Mumbai based distributor Rushabh Desai is of the view that if investors wish to consider investing in thematic funds, they should have a long term view and be mindful of entry and exit from such funds. “Many investors have been lured towards certain sectoral and thematic funds seeing the huge rally especially in the pharma/healthcare and IT space. Investors should understand that these funds are highly cyclical in nature and need very precise entry and exit timing to get optimum returns. The pharma/healthcare space has seen a huge run-up this year. The valuations of the Nifty pharma index are definitely high but relatively comfortable, particularly relative to Nifty 50. This space will remain a beneficiary of the increased focus it has got due to COVID-19. This space is only meant for high risk, bold and seasoned investors with a minimum time horizon of 6 to 7 years. Investors should strictly invest on dips and understand that money will be made in the long run and not in the short run.”

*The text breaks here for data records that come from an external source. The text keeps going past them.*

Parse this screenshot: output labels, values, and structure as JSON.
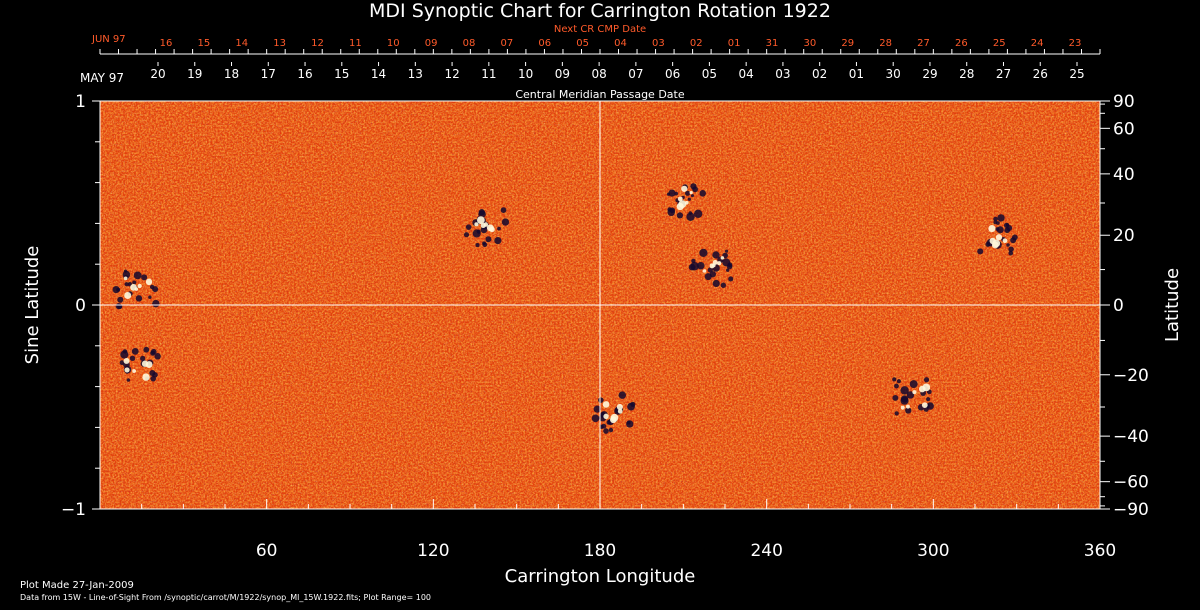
{
  "chart_data": {
    "type": "heatmap",
    "title": "MDI Synoptic Chart for Carrington Rotation 1922",
    "xlabel": "Carrington Longitude",
    "ylabel_left": "Sine Latitude",
    "ylabel_right": "Latitude",
    "xlim": [
      0,
      360
    ],
    "ylim": [
      -1,
      1
    ],
    "x_ticks": [
      60,
      120,
      180,
      240,
      300,
      360
    ],
    "y_ticks_left": [
      {
        "value": 1,
        "label": "1"
      },
      {
        "value": 0,
        "label": "0"
      },
      {
        "value": -1,
        "label": "−1"
      }
    ],
    "y_ticks_right": [
      90,
      60,
      40,
      20,
      0,
      -20,
      -40,
      -60,
      -90
    ],
    "top_axis_cmp": {
      "label": "Central Meridian Passage Date",
      "month_label": "MAY 97",
      "days": [
        "20",
        "19",
        "18",
        "17",
        "16",
        "15",
        "14",
        "13",
        "12",
        "11",
        "10",
        "09",
        "08",
        "07",
        "06",
        "05",
        "04",
        "03",
        "02",
        "01",
        "30",
        "29",
        "28",
        "27",
        "26",
        "25"
      ]
    },
    "top_axis_next": {
      "label": "Next CR CMP Date",
      "month_label": "JUN 97",
      "days": [
        "16",
        "15",
        "14",
        "13",
        "12",
        "11",
        "10",
        "09",
        "08",
        "07",
        "06",
        "05",
        "04",
        "03",
        "02",
        "01",
        "31",
        "30",
        "29",
        "28",
        "27",
        "26",
        "25",
        "24",
        "23"
      ],
      "color": "#ff5a2a"
    },
    "colormap": [
      "#ffffff",
      "#ffe08a",
      "#ffb040",
      "#ff6a1a",
      "#e8420f",
      "#b22a08",
      "#2a1048",
      "#06061a"
    ],
    "plot_range": 100,
    "grid": "center crosshair at longitude 180, sine latitude 0",
    "features": [
      {
        "name": "region",
        "lon": 13,
        "sinlat": 0.08
      },
      {
        "name": "region",
        "lon": 139,
        "sinlat": 0.38
      },
      {
        "name": "region",
        "lon": 210,
        "sinlat": 0.52
      },
      {
        "name": "region",
        "lon": 220,
        "sinlat": 0.18
      },
      {
        "name": "region",
        "lon": 324,
        "sinlat": 0.34
      },
      {
        "name": "region",
        "lon": 293,
        "sinlat": -0.45
      },
      {
        "name": "region",
        "lon": 185,
        "sinlat": -0.53
      },
      {
        "name": "region",
        "lon": 14,
        "sinlat": -0.3
      }
    ]
  },
  "footer": {
    "plot_made": "Plot Made 27-Jan-2009",
    "source": "Data from 15W - Line-of-Sight From /synoptic/carrot/M/1922/synop_Ml_15W.1922.fits; Plot Range=  100"
  }
}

Historical performance of different sectors

This table shows the calendar year returns of different sectors from 2010 to 2019. In 2010, the best performing sector was Consumer Durables which delivered 67.93% return. In 2011, when all indices were in red, only FMCG sector stood out by delivering 9.53% return. In 2012, BSE Bankex was the top performer, yielding 56.72% return. In the same year, IT Sector delivered - 1.18% return. In 2013, the IT sector bounced back and posted the highest return among all sectors at 59.78%. This clearly indicates that the winners rotate. No single sector delivers consistently every year. Thus, investing in sector funds is akin to timing the market by taking tactical calls. The tactical call may play out as per your expectation, but the returns may not be positive or consistent every year.

Avoid lumpsum

With large foreign institutional investors, or FII, inflows, early recovery indicators of macro numbers and with the indices touching all-time highs the sentiments amongst the investors at all levels have turned dramatically positive in a short span of time. Should your clients invest through SIP or lumpsum at this juncture? Given the expensive valuations, Rushabh is recommending his clients to avoid putting lumpsum in large caps at this juncture. “Currently the markets have been very polarised driven by surplus liquidity. With the Nifty 50 at its high, the price to earnings of the index is trading at around 23% premium to its 10 year average. Observing the high valuations in the large-cap segment and the rising concerns of the second wave of the Corona virus which has become a reality in many countries investors should be very cautious and should avoid investing lumpsum amounts in the large cap space at this time.” (Data as on October 31, 2020. Source: MOSL)

Notwithstanding which sector/themes are doing well, advisers recommend that investors should stick to their target asset allocation and rejig their portfolios only if there is a sharp divergence from their original asset allocation.